Background:
Mavacamten, a selective cardiac myosin inhibitor, plays an increasingly important role in the treatment of hypertrophic obstructive cardiomyopathy (HOCM). We analyzed electrocardiographic (ECG) changes before and after initiation of mavacamten therapy and up to a 12-month follow-up to explore the potential of the ECG as a tool to monitor therapy response and potential proarrhythmic effects in the context of treatment with mavacamten.
Methods:
This single-center retrospective study included consecutive HOCM patients treated with mavacamten due to symptomatic left ventricular outflow tract obstruction. A total of 45 patients were screened, 5 patients were excluded after premature discontinuation of the drug. Of the remaining 40 patients (32% female, 68% male; mean age 59 ± 12 years), the mean time from first diagnosis to treatment initiation was 3.3 years. 95% were initially treated with 5 mg Mavacamten, and 5% received 2.5 mg as the starting dose. During mavacamten treatment, 75% had concomitant beta-blocker therapy and 25% received calcium channel blockers. At 3, 6, and 12 months, clinical, serological, echocardiographic, and ECG parameters were analyzed.
Results:
A significant improvement in New York Heart Association (NYHA) functional class was observed under mavacamten, decreasing from a mean of 1.88 ± 0.49 at baseline to 1.37 ± 0.51, 1.20 ± 0.41, and 1.08 ± 0.28 at 3, 6, and 12 months, respectively (p < 0.0001 for all follow-ups). N-terminal pro–B-type natriuretic peptide (NT-proBNP) levels declined significantly from baseline (810 ± 740 pg/mL) to month 3 (502 ± 665 pg/mL; p = 0.0241) and month 6 (236 ± 276 pg/mL; p = 0.0003). Echocardiography demonstrated a significant reduction of the resting LVOT gradient compared to baseline (44 ± 30 mmHg) at month 3 (20 ± 32 mmHg; p = 0.0073), with further reduction at 6 months (11 ± 8 mmHg; p < 0.0001) and 12 months (10 ± 8 mmHg; p = 0.0002). The LVOT gradient under the Valsalva maneuver also showed a significant reduction from baseline (baseline (108 ± 49 mmHg) to 3, 6, and 12 months (53 ± 40, 24 ± 20, and 15 ± 16 mmHg, p < 0.0001 in comparison to baseline for all). On ECG, the Sokolow–Lyon Index decreased and reached significance at 6 months (2.47 ± 0.76 mV; p = 0.002) and 12 months (2.00 ± 0.98 mV; p = 0.004) compared to baseline (3.22 ± 1.1 mV).
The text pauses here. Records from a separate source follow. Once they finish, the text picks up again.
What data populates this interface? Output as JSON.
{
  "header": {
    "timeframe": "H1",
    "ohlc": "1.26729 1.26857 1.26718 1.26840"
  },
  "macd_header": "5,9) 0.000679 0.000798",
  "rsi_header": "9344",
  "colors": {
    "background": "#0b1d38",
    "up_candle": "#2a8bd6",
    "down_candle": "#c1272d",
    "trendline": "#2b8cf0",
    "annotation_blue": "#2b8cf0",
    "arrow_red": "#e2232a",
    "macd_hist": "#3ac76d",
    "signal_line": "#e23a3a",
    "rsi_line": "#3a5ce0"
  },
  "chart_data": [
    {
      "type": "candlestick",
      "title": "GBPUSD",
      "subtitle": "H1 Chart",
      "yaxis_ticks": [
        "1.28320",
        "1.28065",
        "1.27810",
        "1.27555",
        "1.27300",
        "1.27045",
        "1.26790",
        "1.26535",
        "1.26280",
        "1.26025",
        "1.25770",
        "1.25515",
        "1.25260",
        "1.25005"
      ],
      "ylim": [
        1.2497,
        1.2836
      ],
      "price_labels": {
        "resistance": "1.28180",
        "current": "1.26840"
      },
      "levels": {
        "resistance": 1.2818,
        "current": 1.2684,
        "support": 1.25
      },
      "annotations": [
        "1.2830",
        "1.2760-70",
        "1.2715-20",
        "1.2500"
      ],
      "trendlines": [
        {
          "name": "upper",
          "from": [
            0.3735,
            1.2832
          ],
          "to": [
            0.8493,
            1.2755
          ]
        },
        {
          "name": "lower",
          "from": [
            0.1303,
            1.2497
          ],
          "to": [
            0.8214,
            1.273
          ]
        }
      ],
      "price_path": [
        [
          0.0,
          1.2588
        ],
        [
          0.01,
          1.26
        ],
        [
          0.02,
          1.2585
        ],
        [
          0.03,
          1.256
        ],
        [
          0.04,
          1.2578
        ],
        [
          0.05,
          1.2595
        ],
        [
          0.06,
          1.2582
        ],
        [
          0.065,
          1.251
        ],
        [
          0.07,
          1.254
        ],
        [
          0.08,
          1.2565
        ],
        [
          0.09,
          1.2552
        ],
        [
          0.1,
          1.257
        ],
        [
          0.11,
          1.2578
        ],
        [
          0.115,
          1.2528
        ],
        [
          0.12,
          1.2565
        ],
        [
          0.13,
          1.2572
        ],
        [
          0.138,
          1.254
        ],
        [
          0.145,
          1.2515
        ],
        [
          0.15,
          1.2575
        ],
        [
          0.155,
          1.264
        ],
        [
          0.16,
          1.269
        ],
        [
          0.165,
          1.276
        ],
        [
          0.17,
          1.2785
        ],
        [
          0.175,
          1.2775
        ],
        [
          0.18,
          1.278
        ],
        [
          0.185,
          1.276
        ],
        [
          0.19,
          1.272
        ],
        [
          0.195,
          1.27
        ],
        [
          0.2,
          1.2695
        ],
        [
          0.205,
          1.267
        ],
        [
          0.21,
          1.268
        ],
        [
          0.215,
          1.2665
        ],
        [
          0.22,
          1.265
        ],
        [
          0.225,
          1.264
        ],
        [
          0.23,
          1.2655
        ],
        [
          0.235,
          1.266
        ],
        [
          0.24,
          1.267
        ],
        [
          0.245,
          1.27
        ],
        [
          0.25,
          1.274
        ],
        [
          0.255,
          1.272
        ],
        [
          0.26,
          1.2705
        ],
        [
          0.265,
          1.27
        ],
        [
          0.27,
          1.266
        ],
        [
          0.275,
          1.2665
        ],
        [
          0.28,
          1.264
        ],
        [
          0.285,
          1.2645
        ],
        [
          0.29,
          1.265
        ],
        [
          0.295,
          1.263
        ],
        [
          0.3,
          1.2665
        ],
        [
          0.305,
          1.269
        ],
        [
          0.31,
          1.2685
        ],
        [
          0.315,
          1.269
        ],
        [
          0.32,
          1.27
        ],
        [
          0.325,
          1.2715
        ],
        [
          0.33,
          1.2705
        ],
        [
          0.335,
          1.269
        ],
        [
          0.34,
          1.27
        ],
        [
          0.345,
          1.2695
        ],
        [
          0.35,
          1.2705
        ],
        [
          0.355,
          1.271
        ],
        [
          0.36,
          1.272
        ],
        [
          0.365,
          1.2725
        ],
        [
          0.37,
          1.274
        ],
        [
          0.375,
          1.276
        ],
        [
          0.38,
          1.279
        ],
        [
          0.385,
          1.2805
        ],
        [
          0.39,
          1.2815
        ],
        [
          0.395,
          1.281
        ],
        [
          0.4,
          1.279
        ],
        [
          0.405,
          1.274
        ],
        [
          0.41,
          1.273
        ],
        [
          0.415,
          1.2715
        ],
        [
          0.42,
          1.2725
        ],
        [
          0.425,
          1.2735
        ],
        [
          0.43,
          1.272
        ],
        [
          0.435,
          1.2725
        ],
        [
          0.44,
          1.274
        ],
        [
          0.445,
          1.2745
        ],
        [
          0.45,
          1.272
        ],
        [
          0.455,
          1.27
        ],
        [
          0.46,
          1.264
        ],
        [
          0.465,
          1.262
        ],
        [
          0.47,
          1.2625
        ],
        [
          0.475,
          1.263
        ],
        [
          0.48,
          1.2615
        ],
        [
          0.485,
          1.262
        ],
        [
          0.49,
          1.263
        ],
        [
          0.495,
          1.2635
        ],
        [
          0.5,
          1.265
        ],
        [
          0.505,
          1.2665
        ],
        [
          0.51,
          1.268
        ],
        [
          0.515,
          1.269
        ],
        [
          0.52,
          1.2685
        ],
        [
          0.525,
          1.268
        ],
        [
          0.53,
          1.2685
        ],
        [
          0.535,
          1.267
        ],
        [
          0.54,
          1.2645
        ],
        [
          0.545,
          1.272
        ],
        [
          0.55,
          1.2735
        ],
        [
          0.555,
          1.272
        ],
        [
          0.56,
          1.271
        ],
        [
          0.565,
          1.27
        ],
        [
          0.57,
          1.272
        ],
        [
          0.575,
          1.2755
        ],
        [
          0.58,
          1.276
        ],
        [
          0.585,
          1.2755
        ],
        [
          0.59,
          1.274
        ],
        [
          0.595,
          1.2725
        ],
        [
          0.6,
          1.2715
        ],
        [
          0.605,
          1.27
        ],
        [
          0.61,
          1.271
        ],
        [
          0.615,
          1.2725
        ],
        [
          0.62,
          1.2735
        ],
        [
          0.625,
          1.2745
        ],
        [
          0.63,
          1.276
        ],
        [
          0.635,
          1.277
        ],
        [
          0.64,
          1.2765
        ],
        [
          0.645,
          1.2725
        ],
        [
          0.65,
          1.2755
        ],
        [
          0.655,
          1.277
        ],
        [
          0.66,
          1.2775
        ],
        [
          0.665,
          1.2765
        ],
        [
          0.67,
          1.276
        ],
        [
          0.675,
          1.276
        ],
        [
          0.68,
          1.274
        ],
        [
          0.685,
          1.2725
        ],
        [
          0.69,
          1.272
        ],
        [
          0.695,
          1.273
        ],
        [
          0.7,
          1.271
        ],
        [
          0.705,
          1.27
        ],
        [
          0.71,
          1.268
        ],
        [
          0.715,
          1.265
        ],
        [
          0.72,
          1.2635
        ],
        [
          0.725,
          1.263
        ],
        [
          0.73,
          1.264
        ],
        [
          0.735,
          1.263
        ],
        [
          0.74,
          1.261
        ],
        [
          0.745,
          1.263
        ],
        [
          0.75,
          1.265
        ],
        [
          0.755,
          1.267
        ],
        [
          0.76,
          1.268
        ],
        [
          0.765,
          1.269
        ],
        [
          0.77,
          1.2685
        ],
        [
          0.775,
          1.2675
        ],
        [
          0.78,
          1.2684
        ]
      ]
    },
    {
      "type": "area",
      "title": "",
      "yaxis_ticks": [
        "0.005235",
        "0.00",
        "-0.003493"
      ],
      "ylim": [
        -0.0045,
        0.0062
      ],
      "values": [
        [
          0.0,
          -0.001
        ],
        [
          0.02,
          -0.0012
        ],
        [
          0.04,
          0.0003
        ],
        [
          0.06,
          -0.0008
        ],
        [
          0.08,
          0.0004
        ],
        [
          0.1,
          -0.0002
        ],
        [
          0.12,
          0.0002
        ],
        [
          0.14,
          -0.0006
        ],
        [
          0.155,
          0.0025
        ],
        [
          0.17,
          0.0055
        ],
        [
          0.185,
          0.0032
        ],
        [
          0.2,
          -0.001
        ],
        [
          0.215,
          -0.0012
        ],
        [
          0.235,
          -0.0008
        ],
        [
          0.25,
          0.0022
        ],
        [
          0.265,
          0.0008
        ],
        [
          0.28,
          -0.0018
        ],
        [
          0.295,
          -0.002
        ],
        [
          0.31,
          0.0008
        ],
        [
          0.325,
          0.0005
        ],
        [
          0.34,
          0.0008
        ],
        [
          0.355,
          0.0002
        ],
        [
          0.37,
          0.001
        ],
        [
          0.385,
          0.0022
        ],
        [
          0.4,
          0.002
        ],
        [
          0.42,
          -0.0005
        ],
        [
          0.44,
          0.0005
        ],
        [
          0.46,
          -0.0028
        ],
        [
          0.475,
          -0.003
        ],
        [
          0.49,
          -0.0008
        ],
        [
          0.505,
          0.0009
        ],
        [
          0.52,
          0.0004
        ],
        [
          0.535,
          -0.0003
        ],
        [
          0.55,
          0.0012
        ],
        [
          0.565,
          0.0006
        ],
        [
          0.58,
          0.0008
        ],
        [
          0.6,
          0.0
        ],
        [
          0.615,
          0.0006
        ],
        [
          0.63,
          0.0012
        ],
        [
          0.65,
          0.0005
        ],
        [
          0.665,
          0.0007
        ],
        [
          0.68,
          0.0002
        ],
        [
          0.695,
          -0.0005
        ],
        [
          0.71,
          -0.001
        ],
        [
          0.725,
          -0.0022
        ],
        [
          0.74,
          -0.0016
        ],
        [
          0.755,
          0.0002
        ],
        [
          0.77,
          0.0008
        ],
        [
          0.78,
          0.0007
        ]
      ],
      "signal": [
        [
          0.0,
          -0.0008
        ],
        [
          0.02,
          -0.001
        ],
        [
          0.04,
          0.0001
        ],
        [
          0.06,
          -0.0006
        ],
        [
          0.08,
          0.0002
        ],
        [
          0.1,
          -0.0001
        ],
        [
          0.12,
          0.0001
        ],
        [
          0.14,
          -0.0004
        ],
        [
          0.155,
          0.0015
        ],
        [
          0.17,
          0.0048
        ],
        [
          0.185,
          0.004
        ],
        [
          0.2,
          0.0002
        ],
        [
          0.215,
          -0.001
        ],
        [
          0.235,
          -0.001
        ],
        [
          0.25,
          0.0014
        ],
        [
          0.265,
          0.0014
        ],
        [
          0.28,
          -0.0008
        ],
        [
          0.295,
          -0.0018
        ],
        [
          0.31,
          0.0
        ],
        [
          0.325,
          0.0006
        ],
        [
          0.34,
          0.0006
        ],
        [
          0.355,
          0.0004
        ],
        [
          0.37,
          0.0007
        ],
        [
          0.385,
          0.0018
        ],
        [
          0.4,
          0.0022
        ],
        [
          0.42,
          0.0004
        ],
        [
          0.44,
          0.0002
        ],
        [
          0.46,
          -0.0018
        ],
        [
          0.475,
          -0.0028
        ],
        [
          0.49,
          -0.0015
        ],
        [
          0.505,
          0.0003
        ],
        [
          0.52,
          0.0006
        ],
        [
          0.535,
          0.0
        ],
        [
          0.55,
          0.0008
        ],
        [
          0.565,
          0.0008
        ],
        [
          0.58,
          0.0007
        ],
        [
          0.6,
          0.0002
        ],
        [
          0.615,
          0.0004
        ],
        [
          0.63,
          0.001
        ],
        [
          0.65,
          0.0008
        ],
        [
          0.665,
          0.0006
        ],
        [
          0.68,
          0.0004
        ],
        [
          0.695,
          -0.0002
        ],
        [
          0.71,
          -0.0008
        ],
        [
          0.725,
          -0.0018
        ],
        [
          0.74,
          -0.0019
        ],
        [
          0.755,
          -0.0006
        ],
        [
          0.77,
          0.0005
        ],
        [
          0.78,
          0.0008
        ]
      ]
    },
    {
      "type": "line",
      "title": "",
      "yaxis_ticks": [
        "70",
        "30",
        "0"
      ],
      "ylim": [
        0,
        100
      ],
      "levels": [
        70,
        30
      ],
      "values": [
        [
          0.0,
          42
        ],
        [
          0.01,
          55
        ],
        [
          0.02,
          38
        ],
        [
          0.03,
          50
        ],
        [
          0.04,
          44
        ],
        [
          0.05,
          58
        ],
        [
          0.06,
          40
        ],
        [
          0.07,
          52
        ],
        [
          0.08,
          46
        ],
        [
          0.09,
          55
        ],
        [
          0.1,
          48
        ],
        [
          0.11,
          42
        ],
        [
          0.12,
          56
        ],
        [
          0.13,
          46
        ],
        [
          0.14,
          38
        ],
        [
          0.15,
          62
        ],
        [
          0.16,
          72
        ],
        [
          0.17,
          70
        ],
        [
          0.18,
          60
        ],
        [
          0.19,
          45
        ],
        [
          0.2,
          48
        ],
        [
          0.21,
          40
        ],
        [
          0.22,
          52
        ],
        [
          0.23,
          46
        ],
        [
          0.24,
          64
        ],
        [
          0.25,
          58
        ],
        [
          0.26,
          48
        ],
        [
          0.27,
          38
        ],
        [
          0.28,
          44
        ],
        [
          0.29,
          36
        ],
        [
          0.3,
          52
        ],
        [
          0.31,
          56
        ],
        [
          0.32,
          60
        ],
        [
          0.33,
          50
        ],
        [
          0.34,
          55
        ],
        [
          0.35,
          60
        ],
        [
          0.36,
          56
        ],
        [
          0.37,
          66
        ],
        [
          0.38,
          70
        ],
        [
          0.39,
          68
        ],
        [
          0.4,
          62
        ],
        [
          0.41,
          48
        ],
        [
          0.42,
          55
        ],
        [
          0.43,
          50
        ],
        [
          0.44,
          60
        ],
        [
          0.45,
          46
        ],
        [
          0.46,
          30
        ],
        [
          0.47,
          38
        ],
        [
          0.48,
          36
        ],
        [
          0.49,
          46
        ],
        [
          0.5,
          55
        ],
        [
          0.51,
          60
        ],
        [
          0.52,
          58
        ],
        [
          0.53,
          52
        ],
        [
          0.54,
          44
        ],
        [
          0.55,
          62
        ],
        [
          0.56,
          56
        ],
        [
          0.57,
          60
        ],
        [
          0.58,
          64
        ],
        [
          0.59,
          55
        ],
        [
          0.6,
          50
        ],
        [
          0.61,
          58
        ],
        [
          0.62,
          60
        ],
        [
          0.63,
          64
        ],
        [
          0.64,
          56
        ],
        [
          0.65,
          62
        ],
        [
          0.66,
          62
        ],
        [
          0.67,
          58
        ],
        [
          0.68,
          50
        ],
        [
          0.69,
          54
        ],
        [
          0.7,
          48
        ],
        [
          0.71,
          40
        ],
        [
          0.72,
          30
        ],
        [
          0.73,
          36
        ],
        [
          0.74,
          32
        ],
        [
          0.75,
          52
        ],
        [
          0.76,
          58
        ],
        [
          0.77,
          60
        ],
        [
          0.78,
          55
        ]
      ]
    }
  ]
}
The reduction in Sokolow–Lyon Index showed good predictive accuracy for NT-proBNP normalization to <50 ng/mL (area under the curve [AUC] = 0.686). Also in univariate regression analysis, the reduction of the Sokolow–Lyon Index after 6 months was a significant predictor of NT-proBNP improvement (p = 0.035). Furthermore, a negative Sokolow–Lyon Index (<3.5 mV) at 6 months correlated with LVOT gradient reduction under Valsalva (AUC = 0.65). Under mavacamten therapy, PQ, QT, and QTc intervals remained stable and comparable to baseline throughout all follow-up visits.
Conclusion:
In patients with HOCM, significant decreases in NT-proBNP and LVOT gradients after initiation of mavacamten correlate with a significant reduction of the Sokolow-Lyon Index in the 12-lead resting ECG. Mavacamten was not associated with proarrythmic ECG changes such as PQ, QT, and QTc intervals.